Teste desenvolvido por brasileiros pode melhorar tratamento da esclerose múltipla

Pesquisa brasileira cria teste que prevê eficácia do tratamento para esclerose múltipla com natalizumabe.
16/02/2026 às 20:41 | Atualizado há 6 horas
               
Tecnologia indica se paciente terá boa resposta ao natalizumabe no tratamento. (Imagem/Reprodução: Revistagalileu)

Um estudo liderado pela Fiocruz criou um teste capaz de prever a resposta de pacientes com esclerose múltipla ao medicamento natalizumabe. O exame analisa a reação das células de defesa a partir de uma amostra de sangue, indicando quem terá benefícios com o tratamento.

A pesquisa envolveu instituições como USP, Albert Einstein e centro francês INFINITy, e foi publicada na revista Nature Communications. O teste ajuda a evitar riscos e otimizar o uso do medicamento, além de reduzir custos e acelerar a busca por novas terapias.

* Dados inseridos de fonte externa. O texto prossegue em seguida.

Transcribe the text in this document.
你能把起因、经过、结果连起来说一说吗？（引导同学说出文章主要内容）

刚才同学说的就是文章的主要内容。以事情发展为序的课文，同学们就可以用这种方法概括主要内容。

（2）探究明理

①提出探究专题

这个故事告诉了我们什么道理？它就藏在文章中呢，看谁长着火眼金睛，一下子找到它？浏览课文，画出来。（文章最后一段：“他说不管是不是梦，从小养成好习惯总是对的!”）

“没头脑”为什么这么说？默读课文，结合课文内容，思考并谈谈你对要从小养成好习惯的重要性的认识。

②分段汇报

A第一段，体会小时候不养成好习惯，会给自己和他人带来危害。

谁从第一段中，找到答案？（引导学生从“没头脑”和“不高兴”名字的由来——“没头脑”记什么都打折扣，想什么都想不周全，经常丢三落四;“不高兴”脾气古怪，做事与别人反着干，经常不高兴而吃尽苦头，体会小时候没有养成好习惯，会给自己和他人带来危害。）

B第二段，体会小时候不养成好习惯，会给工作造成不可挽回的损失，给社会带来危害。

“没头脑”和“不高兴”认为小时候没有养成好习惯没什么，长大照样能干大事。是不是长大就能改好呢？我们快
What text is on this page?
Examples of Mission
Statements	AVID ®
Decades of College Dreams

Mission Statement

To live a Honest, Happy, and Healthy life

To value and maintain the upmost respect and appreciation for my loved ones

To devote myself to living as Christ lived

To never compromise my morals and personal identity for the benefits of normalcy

Embora não esteja disponível para uso clínico imediato, o teste já funciona em laboratório e deve passar por validações para possível incorporação ao SUS até 2035. O avanço promete personalizar o tratamento, promovendo mais segurança e eficiência aos pacientes.

Um estudo em andamento, liderado pela Fiocruz, desenvolve um teste capaz de prever se pacientes com esclerose múltipla irão responder ao medicamento natalizumabe. O exame analisa a reação das células de defesa do paciente à droga a partir de uma simples amostra de sangue, indicando quem terá benefícios com o tratamento.

A pesquisa envolveu instituições como a Universidade de São Paulo (USP), o Hospital Israelita Albert Einstein e o INFINITy, da França, e teve publicação na revista Nature Communications. Segundo os cientistas, cerca de 35% dos pacientes não apresentam resposta completa ao natalizumabe, permanecendo expostos a efeitos colaterais sem resultados eficazes.

O teste ajuda a evitar riscos desnecessários e otimizar o uso do medicamento, reduzindo custos e acelerando a busca por terapias alternativas. Foram utilizadas técnicas como microscopia de alto conteúdo e aprendizado de máquina para analisar e modelar as respostas identificadas.

Embora ainda não esteja disponível para uso clínico, a ferramenta já funciona em laboratório e deverá passar por etapas pré-clínicas e clínicas. A previsão é de que a tecnologia seja simplificada e validada para diferentes populações, com possível incorporação ao SUS até 2035.

O avanço representa um movimento importante para personalizar o tratamento da esclerose múltipla, promovendo maior segurança e eficiência no cuidado dos pacientes. As próximas fases do estudo serão decisivas para confirmar a aplicação prática da metodologia desenvolvida.